Business-driven open-source projects are released under an open license – you can use the software for free, dig into the source code and provide improvements; all attributes which they share with problem-driven open-source projects. However, you can use business-driven open-source projects only in the context of other, usually proprietary services. Take, for example, esri-leaflet. It allows you to include maps served from an ArcGIS service into a Leaflet map. It’s technically open-source, but it’s useless if you don’t have an ArcGIS license. The purpose of these projects is not to solve a problem and freely distribute the solution – the purpose of these projects is to increase the market share of proprietary systems by providing convenient interfaces that developers know and love.

The possibilities of problem-driven open source are virtually limitless. Users expose the software to a sheer number of use cases. As a result, it gets better over time as problems are identified and fixed and new features are added to support these different use cases.

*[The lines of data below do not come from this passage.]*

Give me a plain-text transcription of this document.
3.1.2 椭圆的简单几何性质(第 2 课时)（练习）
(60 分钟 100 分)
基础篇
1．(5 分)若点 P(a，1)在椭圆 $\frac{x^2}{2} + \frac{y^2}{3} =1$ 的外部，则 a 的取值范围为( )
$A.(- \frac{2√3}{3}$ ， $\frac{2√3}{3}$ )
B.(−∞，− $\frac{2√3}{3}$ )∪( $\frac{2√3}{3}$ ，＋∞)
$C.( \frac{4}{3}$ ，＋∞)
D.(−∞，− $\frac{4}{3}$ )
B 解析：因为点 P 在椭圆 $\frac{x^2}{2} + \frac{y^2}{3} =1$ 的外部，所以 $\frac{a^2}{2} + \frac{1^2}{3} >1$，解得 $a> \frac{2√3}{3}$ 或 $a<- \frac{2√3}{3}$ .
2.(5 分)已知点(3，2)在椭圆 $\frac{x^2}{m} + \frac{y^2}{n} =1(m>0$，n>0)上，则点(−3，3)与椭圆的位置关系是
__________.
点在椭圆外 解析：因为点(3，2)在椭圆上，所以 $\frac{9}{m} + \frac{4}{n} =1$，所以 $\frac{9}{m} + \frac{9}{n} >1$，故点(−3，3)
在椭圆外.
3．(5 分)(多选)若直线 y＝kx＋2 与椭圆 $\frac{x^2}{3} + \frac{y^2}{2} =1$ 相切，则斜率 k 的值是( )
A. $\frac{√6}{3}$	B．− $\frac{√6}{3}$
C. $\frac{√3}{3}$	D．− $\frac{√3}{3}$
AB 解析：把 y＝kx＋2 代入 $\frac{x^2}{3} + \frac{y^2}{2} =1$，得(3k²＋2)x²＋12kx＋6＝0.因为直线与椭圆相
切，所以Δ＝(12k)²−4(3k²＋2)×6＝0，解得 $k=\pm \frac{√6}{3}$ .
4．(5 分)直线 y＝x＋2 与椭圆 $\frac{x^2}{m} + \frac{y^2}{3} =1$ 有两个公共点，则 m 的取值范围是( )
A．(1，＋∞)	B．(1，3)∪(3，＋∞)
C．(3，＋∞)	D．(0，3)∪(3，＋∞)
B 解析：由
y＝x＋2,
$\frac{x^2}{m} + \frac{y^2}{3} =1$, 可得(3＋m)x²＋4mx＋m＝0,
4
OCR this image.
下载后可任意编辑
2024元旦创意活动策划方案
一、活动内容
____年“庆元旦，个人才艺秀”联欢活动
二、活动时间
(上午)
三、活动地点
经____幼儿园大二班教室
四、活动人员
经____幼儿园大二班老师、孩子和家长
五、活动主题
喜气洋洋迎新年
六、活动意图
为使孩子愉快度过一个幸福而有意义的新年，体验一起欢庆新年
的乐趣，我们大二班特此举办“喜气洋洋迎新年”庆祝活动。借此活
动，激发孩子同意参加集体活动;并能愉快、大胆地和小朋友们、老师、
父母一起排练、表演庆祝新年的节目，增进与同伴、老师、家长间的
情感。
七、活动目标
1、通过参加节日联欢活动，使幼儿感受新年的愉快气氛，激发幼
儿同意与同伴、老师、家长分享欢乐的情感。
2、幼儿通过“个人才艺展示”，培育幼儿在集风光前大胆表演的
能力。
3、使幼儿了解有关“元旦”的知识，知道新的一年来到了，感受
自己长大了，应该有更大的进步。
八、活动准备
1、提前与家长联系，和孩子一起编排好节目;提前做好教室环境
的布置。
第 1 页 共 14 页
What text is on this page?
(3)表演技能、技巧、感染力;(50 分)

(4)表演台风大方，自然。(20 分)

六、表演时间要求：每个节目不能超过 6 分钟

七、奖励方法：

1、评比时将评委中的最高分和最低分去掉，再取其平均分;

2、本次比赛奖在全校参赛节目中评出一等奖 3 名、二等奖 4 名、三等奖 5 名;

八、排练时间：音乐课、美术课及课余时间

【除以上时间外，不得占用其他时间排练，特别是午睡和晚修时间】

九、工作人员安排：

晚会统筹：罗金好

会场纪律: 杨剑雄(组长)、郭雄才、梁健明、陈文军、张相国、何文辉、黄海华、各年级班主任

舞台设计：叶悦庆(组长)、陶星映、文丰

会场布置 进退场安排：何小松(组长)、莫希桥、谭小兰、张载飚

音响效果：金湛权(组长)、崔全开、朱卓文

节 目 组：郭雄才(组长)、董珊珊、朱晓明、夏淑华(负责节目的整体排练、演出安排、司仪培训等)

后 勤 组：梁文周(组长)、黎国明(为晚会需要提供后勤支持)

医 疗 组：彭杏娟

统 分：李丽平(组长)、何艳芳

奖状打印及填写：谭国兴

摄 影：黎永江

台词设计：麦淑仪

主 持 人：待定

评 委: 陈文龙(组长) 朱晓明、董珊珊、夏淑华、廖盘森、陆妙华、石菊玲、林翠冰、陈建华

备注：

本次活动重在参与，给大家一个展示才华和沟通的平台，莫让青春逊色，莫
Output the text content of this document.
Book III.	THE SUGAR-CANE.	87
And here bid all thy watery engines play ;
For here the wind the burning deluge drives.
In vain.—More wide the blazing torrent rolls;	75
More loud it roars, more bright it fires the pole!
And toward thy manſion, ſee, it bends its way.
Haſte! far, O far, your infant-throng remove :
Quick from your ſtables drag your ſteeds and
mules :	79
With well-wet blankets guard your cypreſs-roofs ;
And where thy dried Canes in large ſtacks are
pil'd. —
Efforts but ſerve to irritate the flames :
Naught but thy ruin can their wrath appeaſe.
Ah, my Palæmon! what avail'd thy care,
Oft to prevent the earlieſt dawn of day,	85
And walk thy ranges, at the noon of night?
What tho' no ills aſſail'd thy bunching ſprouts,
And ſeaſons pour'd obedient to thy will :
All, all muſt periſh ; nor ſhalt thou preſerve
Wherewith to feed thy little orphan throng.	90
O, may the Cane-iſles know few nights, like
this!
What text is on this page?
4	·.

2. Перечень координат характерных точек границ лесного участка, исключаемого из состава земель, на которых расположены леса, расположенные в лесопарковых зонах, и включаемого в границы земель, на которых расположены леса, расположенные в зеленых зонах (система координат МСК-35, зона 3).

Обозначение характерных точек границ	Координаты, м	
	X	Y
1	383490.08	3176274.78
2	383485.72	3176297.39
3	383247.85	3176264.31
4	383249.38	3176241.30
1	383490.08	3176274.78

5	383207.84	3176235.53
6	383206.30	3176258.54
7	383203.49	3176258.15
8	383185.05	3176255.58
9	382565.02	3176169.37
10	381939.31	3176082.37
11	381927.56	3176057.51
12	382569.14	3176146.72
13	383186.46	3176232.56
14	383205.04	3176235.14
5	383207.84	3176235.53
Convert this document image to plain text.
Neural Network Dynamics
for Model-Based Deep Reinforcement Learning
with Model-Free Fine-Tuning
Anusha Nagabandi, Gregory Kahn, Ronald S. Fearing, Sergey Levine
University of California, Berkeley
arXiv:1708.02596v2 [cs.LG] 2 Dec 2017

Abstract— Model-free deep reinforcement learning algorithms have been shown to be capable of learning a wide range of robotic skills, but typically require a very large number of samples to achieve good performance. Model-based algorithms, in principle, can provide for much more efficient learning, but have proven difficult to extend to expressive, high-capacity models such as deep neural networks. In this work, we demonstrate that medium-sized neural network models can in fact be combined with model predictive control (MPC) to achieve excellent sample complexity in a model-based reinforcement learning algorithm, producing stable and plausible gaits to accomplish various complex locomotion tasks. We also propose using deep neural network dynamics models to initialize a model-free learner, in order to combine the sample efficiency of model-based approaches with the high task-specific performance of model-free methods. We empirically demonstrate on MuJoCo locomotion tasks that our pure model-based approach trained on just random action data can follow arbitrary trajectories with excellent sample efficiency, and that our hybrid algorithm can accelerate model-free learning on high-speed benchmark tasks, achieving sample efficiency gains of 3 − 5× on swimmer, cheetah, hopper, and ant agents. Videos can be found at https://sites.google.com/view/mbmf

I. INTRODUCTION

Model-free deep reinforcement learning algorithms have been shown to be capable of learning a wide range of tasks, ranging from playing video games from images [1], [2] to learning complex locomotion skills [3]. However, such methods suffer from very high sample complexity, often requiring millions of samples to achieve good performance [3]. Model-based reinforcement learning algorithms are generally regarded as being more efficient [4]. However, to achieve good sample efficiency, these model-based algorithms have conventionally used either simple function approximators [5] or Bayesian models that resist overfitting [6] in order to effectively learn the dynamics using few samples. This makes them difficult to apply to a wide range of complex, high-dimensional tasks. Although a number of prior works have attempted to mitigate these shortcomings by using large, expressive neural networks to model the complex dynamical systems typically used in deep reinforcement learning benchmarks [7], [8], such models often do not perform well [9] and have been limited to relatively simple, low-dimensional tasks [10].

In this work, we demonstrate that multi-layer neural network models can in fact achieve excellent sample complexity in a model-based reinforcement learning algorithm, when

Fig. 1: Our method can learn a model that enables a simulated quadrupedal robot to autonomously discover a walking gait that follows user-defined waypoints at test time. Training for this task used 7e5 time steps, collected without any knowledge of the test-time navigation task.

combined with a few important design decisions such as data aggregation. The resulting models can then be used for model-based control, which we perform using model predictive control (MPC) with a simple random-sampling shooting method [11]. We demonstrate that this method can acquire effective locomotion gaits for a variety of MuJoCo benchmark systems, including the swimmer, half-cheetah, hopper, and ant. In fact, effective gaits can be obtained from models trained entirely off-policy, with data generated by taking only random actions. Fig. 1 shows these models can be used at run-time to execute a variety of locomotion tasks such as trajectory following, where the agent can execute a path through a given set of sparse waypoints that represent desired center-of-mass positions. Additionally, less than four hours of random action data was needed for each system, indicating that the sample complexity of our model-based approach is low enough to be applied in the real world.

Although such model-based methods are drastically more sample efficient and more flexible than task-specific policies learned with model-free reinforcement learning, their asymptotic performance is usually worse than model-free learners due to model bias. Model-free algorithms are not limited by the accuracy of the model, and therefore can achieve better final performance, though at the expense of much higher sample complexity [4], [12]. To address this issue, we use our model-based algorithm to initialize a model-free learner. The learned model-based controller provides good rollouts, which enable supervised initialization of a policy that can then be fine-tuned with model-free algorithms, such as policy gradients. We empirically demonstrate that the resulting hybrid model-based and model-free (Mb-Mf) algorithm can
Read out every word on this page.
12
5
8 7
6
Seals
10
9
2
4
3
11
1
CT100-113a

Business-driven open source is limited by the functionality and problems of its dependency software. If you want to add a new feature to the open-source library, it needs to be supported the dependency software. If you provide a bug fix to the open-source library, the fix is worthless if the same problem propagates through to the dependency software. You will always depend on their schedule.

As a developer coming from solely working with problem-driven open source into the business-driven world, this is a painful realisation. It’s like getting your feet cut off – the coffee shop is just across the street, you know how to get there to get a coffee, but you’ll have to wait for the carer to wheel you over in a wheelchair.